The New Sprawl of Post-Punk

Post-punk was a firmly British institution in the genre’s early glory days. Consider Joy Division, formulating a sound that could only have emerged from the minds of young punk fans dissatisfied with the industrial gloom and economic depression of Greater Manchester – mechanical, clean, precise instrumentation and abstract lyrics with intense emotional undercurrents. Who else could feel chills the first time they heard the line ‘I’ve been waiting for a guide to come and take me by the hand’? What served to heighten their acclaim was vocalist Ian Curtis’s live performance, his sporadic dance moves that emulated his epilepsy and the iconic Vox Phantom guitar he would later don. The 1980 suicide of Curtis in his Macclesfield kitchen may have ended Joy Division’s reign as kings of post-punk, but they were cemented in history as amongst the undoubted pioneers.

Let us not forget their equally prominent peers. Siouxsie and the Banshees, fronted by an assertive, red-lipped siren, had all the deadpan cockney charm, mad eyeliner and black leather to pave the aesthetic path to gothic rock. The Cure are thirteen exquisite studio albums deep as of 2017, audial magic conjured by the band’s one constant, that creative powerhouse Robert Smith. Some forty years after the inception of these bands, of course, their relevance is now a matter of opinion.

Yet, especially with the turn of the century, America has taken the genre right out of British hands and shaped it into something of their own, something modern, driven, intriguing. Sure, we can pin this on British influences, as they drew from the well provided by New Order (Joy Division sans Curtis) and their experimentation with dance beats. The current post-punk scene has flourished with the utilization of electronic influences. More and more bands, musicians and projects are taking bits and pieces from synthpop and electronica, further blurring the lines between distinctions of genre. At this rate, what even is post-punk but a vague umbrella term for a sprawling genre?

Drab Majesty has given post-punk not only a breath of fresh air but a dash of colour too. The flamboyant solo project of Andrew Clinco of Los Angeles, California has snapped up the attentions of scenes from across the globe, with a fanbase as broad as those faithful to underground black metal or grime. This year alone has seen an extensive European tour spanning the course of three months as well as dates across America. Their reputation proceeded them on the continent, through bizarre lo-fi music videos based on avant-garde conceptual art – only for all expectations to be trumped by the intensity of their live performances. Let’s start with their stage get-up: metallic white face paint and powder blue wigs, black space goggles, kaftans adding to the illusion of androgyny – ready for the future, even if their audience aren’t. Cue choke-miming before blowing the socks off everyone present, astonished faces lit up by rose-hued stage lights. The music is a fusion of Depeche Mode and early Killing Joke, synth-heavy and distorted, dashed with innovative imagery and crisp production.

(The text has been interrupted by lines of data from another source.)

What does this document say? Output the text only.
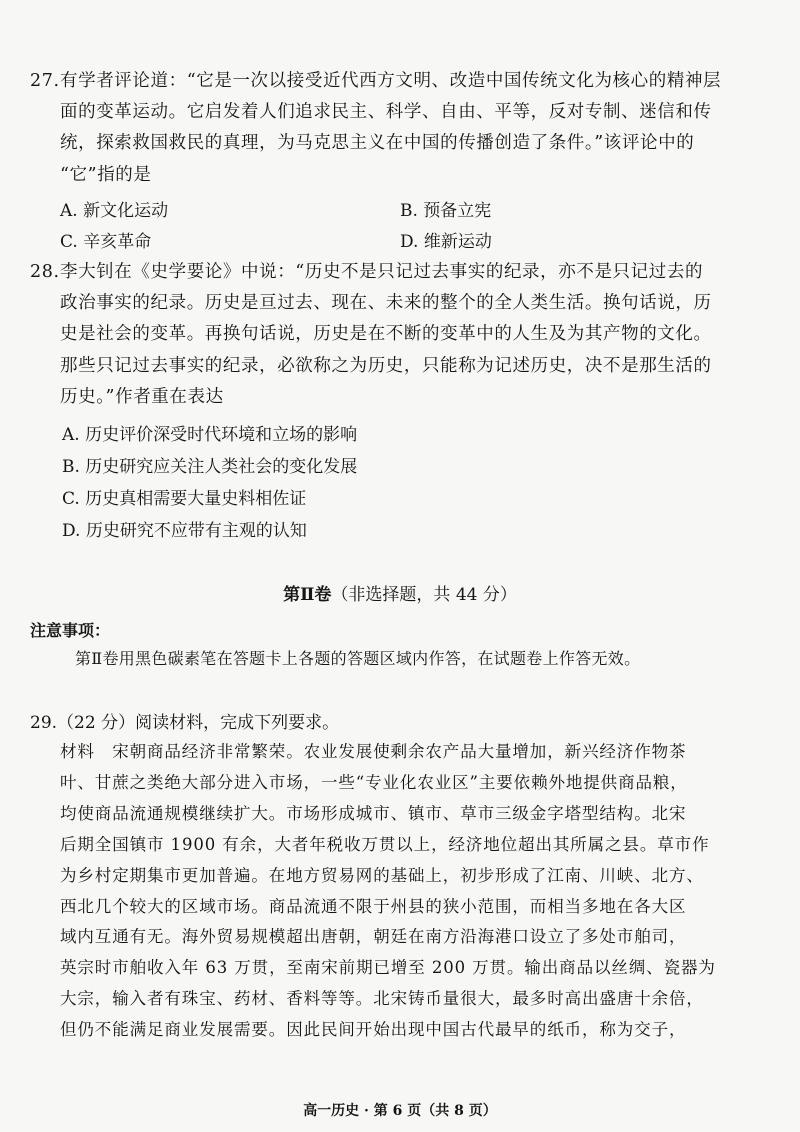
27.有学者评论道：“它是一次以接受近代西方文明、改造中国传统文化为核心的精神层
面的变革运动。它启发着人们追求民主、科学、自由、平等，反对专制、迷信和传
统，探索救国救民的真理，为马克思主义在中国的传播创造了条件。”该评论中的
“它”指的是
A. 新文化运动	B. 预备立宪
C. 辛亥革命	D. 维新运动
28.李大钊在《史学要论》中说：“历史不是只记过去事实的纪录，亦不是只记过去的
政治事实的纪录。历史是亘过去、现在、未来的整个的全人类生活。换句话说，历
史是社会的变革。再换句话说，历史是在不断的变革中的人生及为其产物的文化。
那些只记过去事实的纪录，必欲称之为历史，只能称为记述历史，决不是那生活的
历史。”作者重在表达
A. 历史评价深受时代环境和立场的影响
B. 历史研究应关注人类社会的变化发展
C. 历史真相需要大量史料相佐证
D. 历史研究不应带有主观的认知
第Ⅱ卷（非选择题，共 44 分）
注意事项：
第Ⅱ卷用黑色碳素笔在答题卡上各题的答题区域内作答，在试题卷上作答无效。
29.（22 分）阅读材料，完成下列要求。
材料　宋朝商品经济非常繁荣。农业发展使剩余农产品大量增加，新兴经济作物茶
叶、甘蔗之类绝大部分进入市场，一些“专业化农业区”主要依赖外地提供商品粮，
均使商品流通规模继续扩大。市场形成城市、镇市、草市三级金字塔型结构。北宋
后期全国镇市 1900 有余，大者年税收万贯以上，经济地位超出其所属之县。草市作
为乡村定期集市更加普遍。在地方贸易网的基础上，初步形成了江南、川峡、北方、
西北几个较大的区域市场。商品流通不限于州县的狭小范围，而相当多地在各大区
域内互通有无。海外贸易规模超出唐朝，朝廷在南方沿海港口设立了多处市舶司，
英宗时市舶收入年 63 万贯，至南宋前期已增至 200 万贯。输出商品以丝绸、瓷器为
大宗，输入者有珠宝、药材、香料等等。北宋铸币量很大，最多时高出盛唐十余倍，
但仍不能满足商业发展需要。因此民间开始出现中国古代最早的纸币，称为交子，
高一历史 · 第 6 页（共 8 页）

Further to the east, in Detroit, dwell Ritual Howls. The trio consider themselves ‘industrial rock/cinematic deathrock’. The term ‘death jangle’ has also been thrown around in interviews and press releases. However, their roots are very firmly in post-punk, more in the monochrome vein of Bauhaus. The past three years have been prolific for the band, with two studio albums ‘Into the Water’ and ‘Turkish Leather’ to great acclaim, continuing so with the release of their 2017 single ‘Blood Red Moon’. Artistic statements in the stark simplicity of their album covers, concentrating on metallic elements, liquid gold robes or rich bronze waves, demonstrates their flair for the dramatic, as much as each wry lyric or dull thudding beat.

Wes Eisold has darted between Los Angeles and New York for his solo project Cold Cave since 2007. What comes to mind infinitely is how his vocals contain the ghostly echo of the omnipresent Ian Curtis. Cold Cave are amongst the most notorious of recent underground post-punk acts to emerge in the past decade. However, music is only one facet of Cold Cave. With the contribution of a variety of artists, filmmakers and photographers (Art Boonparn and Caralee McElroy to name a few), there has emerged a very distinct orientation around blends of experimentation and cinematography within Cold Cave.

This evolution, or ‘the new sprawl’ of post-punk is down to the consistent rejuvenation of the genre with the injection of varied influences, the adherence to a musical modernity of sorts. Britain is where post-punk originated, but while the genre has somewhat stagnated here, for sure, America is where it continues to flourish, in those self-deprecating leaps and bounds.